You may want to adjust the REPS
constant, depending on the speed of your processor (and patience). Don't go too low: we want tests long enough to see meaningful differences. Also don't go too long (especially on a laptop): if your CPU gets too hot, it will thermal throttle and slow down.
These commands should compile/assemble, link, and run everything. (I'm suggesting generating the implementations' object code in a separate command here, just to make sure the compiler can't optimize anything between the files, e.g. inlining the others.c
implementations.)
gcc -Wall -Wpedantic -std=c17 -march=haswell -O3 -c others.c lab5.S \
&& gcc -Wall -Wpedantic -std=c17 -march=haswell -O3 others.o lab5.o timing.c \
&& ./a.out
Lesson 1: Instructions Take Time
For this question, we want to evaluate a cubic polynomial: \(ax^3 + bx^2 + cx + d\).
For polynomial1
, do this naively, calculating each power:
polynomial1(x, a, b, c, d) = a*x*x*x + b*x*x + c*x + d
But with a little algebra, we can calculate the same result with fewer multiplications:
polynomial2(x, a, b, c, d) = x*(x*(a*x + b) + c) + d
Doing less work should be faster. Is it? ❓
Lesson 2: Not All Instructions Take The Same Time
Write assembly functions is_odd1
and is_odd2
that takes one signed integer argument, and returns 0 if it's even and 1 if it's odd.
For is_odd1
, use the idiv
instruction to divide by two, and find the remainder in %rdx
.
For is_odd2
, use the observation that doing bitwise-AND with one will return 1 for odd numbers and 0 for even.
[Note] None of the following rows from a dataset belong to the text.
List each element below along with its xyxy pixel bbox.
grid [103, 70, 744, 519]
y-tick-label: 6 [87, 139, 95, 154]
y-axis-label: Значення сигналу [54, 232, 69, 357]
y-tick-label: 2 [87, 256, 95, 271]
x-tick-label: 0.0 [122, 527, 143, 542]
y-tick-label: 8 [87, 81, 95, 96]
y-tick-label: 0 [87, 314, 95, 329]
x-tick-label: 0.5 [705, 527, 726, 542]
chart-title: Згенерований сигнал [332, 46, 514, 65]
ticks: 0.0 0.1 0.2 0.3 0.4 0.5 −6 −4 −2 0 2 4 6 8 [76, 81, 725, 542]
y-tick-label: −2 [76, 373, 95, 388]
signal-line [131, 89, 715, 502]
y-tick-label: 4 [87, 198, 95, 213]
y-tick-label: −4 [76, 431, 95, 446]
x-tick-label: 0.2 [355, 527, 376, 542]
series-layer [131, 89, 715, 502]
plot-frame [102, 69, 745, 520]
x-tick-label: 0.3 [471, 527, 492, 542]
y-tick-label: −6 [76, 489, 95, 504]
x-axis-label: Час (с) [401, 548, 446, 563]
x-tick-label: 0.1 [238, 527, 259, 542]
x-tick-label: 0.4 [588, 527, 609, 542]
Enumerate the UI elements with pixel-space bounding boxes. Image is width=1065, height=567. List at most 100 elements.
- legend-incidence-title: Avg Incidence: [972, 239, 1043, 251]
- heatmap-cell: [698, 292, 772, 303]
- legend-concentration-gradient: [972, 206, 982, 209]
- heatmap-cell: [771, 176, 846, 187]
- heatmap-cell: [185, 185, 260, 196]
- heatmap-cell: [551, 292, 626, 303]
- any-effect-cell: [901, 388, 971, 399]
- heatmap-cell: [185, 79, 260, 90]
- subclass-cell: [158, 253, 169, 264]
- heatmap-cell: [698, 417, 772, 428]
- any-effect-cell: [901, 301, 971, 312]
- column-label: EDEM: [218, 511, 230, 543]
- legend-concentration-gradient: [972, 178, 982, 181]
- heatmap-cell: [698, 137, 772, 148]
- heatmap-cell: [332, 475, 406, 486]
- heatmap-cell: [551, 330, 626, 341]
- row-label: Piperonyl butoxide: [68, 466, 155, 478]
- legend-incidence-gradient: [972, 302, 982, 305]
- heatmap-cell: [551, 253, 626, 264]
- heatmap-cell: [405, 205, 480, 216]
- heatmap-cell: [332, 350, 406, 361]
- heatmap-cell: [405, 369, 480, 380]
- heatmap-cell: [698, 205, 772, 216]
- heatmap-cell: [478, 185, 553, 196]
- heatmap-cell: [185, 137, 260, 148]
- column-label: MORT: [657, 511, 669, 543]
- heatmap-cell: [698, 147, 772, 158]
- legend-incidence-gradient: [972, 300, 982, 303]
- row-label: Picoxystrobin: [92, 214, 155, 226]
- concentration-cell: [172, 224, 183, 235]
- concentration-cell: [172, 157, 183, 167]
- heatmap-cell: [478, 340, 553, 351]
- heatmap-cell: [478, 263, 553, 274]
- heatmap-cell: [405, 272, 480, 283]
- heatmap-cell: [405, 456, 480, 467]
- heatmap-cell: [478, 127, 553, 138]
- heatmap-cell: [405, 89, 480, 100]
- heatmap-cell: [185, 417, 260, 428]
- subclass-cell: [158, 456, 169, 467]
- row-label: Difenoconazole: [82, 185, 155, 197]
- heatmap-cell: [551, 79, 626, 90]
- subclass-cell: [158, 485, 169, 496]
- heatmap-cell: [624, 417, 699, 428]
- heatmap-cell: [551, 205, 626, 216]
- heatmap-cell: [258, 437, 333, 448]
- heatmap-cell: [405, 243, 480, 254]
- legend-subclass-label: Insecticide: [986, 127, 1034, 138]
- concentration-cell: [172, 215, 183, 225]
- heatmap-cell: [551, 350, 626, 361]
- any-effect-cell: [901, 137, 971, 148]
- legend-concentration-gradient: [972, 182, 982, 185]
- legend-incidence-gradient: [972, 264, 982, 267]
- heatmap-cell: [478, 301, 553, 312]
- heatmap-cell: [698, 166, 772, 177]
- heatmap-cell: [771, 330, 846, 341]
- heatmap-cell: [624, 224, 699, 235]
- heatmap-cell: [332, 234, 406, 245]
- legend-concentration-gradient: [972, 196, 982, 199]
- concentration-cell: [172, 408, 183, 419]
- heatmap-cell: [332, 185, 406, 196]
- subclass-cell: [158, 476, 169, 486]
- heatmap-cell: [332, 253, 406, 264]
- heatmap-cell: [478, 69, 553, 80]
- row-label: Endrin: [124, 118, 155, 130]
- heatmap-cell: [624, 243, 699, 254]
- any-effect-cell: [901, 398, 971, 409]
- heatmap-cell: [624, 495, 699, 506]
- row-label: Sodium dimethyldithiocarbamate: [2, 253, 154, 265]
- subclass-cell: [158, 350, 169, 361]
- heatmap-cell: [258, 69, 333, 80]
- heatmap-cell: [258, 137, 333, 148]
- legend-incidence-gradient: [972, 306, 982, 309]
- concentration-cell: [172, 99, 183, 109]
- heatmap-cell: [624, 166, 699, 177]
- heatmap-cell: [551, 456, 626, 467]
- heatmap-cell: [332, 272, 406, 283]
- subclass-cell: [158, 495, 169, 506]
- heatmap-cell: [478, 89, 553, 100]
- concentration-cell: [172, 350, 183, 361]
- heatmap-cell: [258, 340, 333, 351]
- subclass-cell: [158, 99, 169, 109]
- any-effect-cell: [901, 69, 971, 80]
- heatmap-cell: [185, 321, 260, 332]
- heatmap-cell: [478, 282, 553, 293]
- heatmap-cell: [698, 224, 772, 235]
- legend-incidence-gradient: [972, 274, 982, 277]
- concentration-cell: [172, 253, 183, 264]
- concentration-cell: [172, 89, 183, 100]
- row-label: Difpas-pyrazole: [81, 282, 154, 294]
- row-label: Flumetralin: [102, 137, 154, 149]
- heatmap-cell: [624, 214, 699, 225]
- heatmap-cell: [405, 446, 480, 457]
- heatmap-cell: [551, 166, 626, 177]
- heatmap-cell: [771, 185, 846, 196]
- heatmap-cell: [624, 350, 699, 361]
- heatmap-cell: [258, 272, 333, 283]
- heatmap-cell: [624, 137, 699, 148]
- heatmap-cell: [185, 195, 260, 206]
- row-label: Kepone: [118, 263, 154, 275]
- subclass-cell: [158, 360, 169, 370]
You will likely have a few differences (more mov
to get the operands arranged), but the timing should be dominated by the difference between the division instruction and bitwise-AND. How much faster is it? ❓
Lesson 3: It's Complicated
For this part, we'll write functions mul1
and mul2
that take an unsigned integer as their argument and return it times 65537.
For mul1
, use the mul
instruction to do the multiplication.
For mul2
, use the fact that \(65537 = 2^{16}+1\) and only shl
and add
to calculate the value.
The conventional wisdom is that multiplying should be much slower than shifting and adding, and this should still be true in general. Is it in this (very simple) case? ❓
The answer here seems to depend on the age of your processor. You may want to compare a CSIL workstation (which have fairly new processors) with one of the CSIL CPU servers which are old Xeon CPUs (and you may have to strip -march=haswell
from your command line on them). You can run "lscpu
" to check the processor you have in a Linux environment.
You might also try (on your computer or others) using -march=native
(instead of haswell
). That gives the compiler permission to optimize for the exact processor you have, not some similar-but-different Haswell architecture.
Questions
Answer these questions in a text file answers.txt
. [Generally, these questions should be answered in a few sentences each.]
- What was your test setup (i.e. what CPU model/generation did you test with? Desktop or laptop or other?)
- What were your results: how much faster (likely expressed as a fraction/percent) is each #2 implementation? (There is no exact answer here: results will vary by run, but give your best estimate of the "truth".)
- In each case, the C implementation (#3) was described with the "slow" algorithm. How did they compare to the "fast" algorithm after the optimizer processed them?
- [optional] Do you see any pattern to when
mul1
is faster/slower thanmul2
on different processors/computers/whatever? Feel free to share timing results (but not solutions) with others in the course if it helps form a pattern.
Submit
Submit your work to Lab 5 in CourSys.